Objective To compare the rate of arterial thromboembolism (ATE) of drospirenone-containing COCs to that of levonorgestrel-containing COCs. Design Population-based cohort study. Setting United Kingdom's Clinical Practice Research Datalink (CPRD), which contains clinical records for >11 million patients. Population Women aged 16-45 years prescribed a drospirenone- or levonorgestrel-containing COC between May 2002 and June 2012. Methods We conducted nested case-control analyses using risk set sampling to randomly select up to 10 controls for each ATE case, matched on age, cohort entry year, CPRD registration year, COC user type (first-time ever, new, switcher, or prevalent users), duration of COC use, duration of progestin-only or implantable contraceptive use, pre-cohort entry duration of drospirenone and levonorgestrel use, and duration of follow up. Main outcome measures We used conditional logistic regression to estimate hazard ratios and 95% confidence intervals (CIs), adjusted for high-dimensional propensity scores.
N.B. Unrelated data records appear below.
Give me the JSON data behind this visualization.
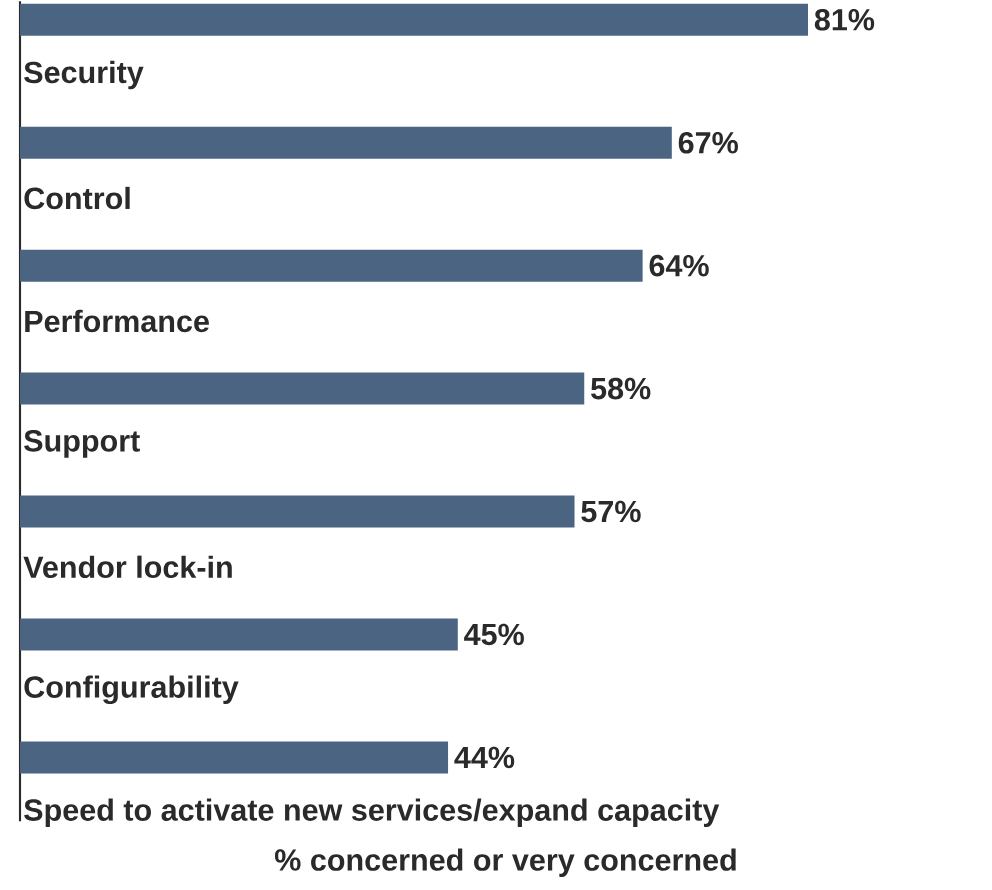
{
  "chart_data": {
    "type": "bar",
    "orientation": "horizontal",
    "categories": [
      "Security",
      "Control",
      "Performance",
      "Support",
      "Vendor lock-in",
      "Configurability",
      "Speed to activate new services/expand capacity"
    ],
    "values": [
      81,
      67,
      64,
      58,
      57,
      45,
      44
    ],
    "value_labels": [
      "81%",
      "67%",
      "64%",
      "58%",
      "57%",
      "45%",
      "44%"
    ],
    "color": "#4a6482",
    "xlabel": "% concerned or very concerned"
  }
}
Results Our cohort included 339 743 women followed over a mean 4.4 years, during which 228 ATE cases occurred: 37 myocardial infarctions, 170 strokes, and 21 other ATEs; overall rate: 1.5 events per 10 000 person-years (PYs). After adjusting for potential confounders, the hazard ratio for ATE with current use of drospirenone-containing COCs versus current use of levonorgestrel-containing COCs was 0.89 (95% CI 0.35, 2.28), corresponding to a rate difference of -0.16 events per 10 000 PYs. Conclusions The overall rate of ATE in this population is low regardless of which COC was taken. We found little evidence of a difference in the rate of ATE with drospirenone-versus levonorgestrel-containing COCs.